MATTHEW VANTRYON | EDITOR IN CHIEF
When I sat down with The Butler Collegian’s adviser and the director of the school of journalism in May and told them what I am about to tell the readers of this article, I knew I was venturing into uncharted waters.
I knew what I was about to suggest would seem bold. Audacious. Daunting. Reckless, maybe.
But yet, I knew it was the right move. I knew it was what The Collegian had to do in order to not merely survive, but thrive.
Let’s cut the print product, I said. Let’s move to a digital-first emphasis. Let’s change the way we produce content. More showing, less telling. More videos, audios, photos, less text and gray matter. They bought in. So with that, dear reader, welcome to a new era of The Collegian.
This new era of The Collegian means this is the only 12-page edition of The Collegian you will find in the news stands this year. In fact, you will only see seven more paper editions of The Collegian between now and May.
I recognize there are those who, whether out of nostalgia or myriad other reasons, like the feel of a newspaper in their hands. I am one of those people. The feel of pages turning, the evidence of tangible progress — reading page one, then page two, all the way through to page 12 — is something we do not want to completely forsake. Therefore, we will come out with one “special edition” of The Collegian each month, covering a particular topic at a more in-depth level. Several special editions we plan on producing include a Homecoming preview and an NCAA tournament preview.
The rest of our time and resources will be utilized producing engaging, captivating content through our website and social media platforms. We have an entire section of our staff devoted to creating multimedia content for our website. An old adage in journalism is to “show, don’t tell” through storytelling. This new emphasis on digital storytelling will take that aim to a new level. Readers will be able to digest the same content that would be printed each week, but in entirely new and engaging ways. Now, they will be able to have the news at their fingertips within hours of it breaking.

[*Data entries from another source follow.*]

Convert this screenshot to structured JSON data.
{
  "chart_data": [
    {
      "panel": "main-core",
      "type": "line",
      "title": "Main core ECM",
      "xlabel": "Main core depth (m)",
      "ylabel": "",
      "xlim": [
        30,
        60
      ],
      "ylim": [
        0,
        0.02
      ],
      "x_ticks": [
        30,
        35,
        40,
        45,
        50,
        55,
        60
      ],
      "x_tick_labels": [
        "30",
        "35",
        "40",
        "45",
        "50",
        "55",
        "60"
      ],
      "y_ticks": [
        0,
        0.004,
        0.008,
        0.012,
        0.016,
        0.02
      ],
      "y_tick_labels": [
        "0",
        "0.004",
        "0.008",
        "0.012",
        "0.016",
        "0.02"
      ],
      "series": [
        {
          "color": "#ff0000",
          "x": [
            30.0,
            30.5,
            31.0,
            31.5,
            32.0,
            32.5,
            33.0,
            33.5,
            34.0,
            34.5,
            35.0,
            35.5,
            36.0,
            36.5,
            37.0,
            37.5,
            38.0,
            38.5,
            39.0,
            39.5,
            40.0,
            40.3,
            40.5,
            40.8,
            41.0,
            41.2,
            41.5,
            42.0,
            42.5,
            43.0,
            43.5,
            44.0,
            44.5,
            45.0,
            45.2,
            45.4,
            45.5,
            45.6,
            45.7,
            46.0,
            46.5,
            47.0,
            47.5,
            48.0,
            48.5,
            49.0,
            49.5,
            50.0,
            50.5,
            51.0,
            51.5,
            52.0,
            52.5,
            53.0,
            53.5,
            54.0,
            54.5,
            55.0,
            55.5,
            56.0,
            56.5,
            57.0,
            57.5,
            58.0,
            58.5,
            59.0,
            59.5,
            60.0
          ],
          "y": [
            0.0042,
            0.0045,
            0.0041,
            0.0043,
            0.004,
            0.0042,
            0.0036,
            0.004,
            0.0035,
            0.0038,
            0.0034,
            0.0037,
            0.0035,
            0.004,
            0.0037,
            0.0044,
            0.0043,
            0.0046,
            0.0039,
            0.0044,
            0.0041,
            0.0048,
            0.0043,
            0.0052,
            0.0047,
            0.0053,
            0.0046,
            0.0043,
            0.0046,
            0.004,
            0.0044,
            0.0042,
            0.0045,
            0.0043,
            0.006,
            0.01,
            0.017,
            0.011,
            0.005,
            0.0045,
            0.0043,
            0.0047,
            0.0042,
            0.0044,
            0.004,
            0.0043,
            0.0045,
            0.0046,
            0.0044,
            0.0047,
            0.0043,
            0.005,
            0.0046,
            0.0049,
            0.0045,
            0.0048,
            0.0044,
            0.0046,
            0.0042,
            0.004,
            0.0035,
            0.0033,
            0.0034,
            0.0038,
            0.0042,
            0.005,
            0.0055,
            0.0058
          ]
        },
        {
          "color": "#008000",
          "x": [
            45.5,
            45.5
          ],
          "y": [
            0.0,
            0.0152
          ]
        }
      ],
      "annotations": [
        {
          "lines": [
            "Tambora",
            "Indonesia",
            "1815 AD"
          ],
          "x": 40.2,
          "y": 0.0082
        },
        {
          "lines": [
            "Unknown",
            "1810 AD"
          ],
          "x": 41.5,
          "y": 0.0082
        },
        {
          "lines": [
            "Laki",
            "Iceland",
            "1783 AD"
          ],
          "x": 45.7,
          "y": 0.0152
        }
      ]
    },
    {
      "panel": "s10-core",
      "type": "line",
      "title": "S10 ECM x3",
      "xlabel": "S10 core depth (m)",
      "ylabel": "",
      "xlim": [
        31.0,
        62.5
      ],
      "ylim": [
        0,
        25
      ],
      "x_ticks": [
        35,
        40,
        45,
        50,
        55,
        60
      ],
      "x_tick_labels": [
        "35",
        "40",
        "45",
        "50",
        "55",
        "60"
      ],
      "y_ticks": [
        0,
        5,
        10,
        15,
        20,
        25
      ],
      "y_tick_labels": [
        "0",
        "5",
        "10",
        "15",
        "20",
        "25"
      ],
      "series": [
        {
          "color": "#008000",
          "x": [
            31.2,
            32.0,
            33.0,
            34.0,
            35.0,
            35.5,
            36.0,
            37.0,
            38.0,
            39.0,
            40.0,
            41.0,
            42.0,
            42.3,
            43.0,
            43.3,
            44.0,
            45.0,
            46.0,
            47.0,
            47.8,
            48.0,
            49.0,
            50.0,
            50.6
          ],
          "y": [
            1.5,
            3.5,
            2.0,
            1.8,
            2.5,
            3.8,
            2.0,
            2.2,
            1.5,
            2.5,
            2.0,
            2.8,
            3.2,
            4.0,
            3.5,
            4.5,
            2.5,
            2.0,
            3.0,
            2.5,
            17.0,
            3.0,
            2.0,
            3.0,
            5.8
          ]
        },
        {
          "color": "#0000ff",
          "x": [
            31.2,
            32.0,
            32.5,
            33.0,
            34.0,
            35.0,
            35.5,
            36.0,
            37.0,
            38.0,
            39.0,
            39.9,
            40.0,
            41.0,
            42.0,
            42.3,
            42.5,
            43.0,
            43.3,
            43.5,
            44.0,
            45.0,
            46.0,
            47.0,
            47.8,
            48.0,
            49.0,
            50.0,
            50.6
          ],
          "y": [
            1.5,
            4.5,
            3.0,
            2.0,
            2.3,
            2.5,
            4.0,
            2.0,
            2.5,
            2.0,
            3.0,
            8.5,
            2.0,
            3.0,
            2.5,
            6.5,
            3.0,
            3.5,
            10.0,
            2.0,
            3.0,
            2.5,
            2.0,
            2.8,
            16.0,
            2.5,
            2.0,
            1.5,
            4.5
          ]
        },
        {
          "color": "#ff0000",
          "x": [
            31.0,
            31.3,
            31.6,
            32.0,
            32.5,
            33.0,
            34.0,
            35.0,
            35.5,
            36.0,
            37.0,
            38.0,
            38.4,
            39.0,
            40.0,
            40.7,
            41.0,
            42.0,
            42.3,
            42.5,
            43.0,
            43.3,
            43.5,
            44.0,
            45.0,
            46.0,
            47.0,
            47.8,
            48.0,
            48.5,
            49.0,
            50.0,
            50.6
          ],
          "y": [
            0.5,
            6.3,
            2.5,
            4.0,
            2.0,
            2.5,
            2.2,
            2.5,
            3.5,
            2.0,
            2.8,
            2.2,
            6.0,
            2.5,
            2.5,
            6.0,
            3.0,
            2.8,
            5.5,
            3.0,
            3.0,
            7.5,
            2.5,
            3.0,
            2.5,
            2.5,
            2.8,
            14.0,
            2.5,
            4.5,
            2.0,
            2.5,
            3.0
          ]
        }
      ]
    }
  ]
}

As for why this decision was made, there are several reasons. First and foremost, The Collegian’s upper management team feels it is critical for students to be prepared for the real world. The real world of journalism is diving headlong into the digital age. For a bit of perspective, consider the following statistics:
According to “How Americans get their news,” an article published by the American Press Institute in March 2014, 69 percent of those surveyed used a computer or laptop to consume news during the specified week. Only 61 percent surveyed got their news from paper newspapers or magazines.
Newspapers have seen a 4 percent decrease in ad revenue over the past year while digital ad revenue increased 18 percent, according to Pew Research Center’s “State of the News Media 2015.”
Readers are using social media to share and engage with news content. Nearly two-thirds of U.S. adults use Facebook. Nearly one-third of those users use the social media site to get news, according to a March 2014 article from the Pew Research Center.
Half of social network users have shared or reposted news articles, videos or images.
The numbers don’t lie, and the facts are unavoidable. When it comes to how we consume news, we are in the midst of a tidal-wave-sized transition from paper to the screen.
So, The Collegian had a choice. Do we continue devoting a large amount of our resources to our print product, while simply making our digital presence passable? Or do we take a leap of faith?
We chose to leap.
The Collegian’s financial situation also influenced our decision-making process. It is exceptionally difficult to finance a newspaper in the real world, and it is even more difficult to make money as a collegiate publication. While making money is not our top priority, it is undeniable that it takes a certain amount of money to adequately run and staff our newsroom. We want our staff to be compensated for the countless hours they put into making The Collegian all that it is, and we also want them to be able to partake in things like workshops and conferences to enhance their knowledge and allow them to master their craft.
Without a substantial advertising base and without a sizable amount of financial support from the university, our budget continued to dip further and further into the red. By increasing our digital emphasis, our finances will have more flexibility by lowering printing costs.
So, what does this decision mean for you as the reader?
It means some things will change — the medium through which our content is made available, the frequency with which it is produced, and the ways in which you can engage with it.
However, some things will not change. Our commitment to journalistic values — accuracy; covering newsworthy material that impacts students, faculty and staff, the administration and the surrounding community in a meaningful way; and covering news in an honest and fair way — will never change. Our engagement with readers will not go down, it will only increase.
We ask that you, as readers, understand that this is a process for everyone on staff. There will be bumps in the road, and we will be analyzing our content — both the content and its production — very carefully in order to make adjustments as necessary. We are students, and this is a learning process for everyone involved. But we are committed to seeing this process through until the end.
So, reader, welcome. Welcome to the precipice of a new era in The Collegian. Whether you have been reading The Collegian for decades or these are the first words you are reading, the basis for our decision to make this transition is because of your support. We welcome your comments and feedback. It is a pleasure to serve you, and we look forward to taking this journey together.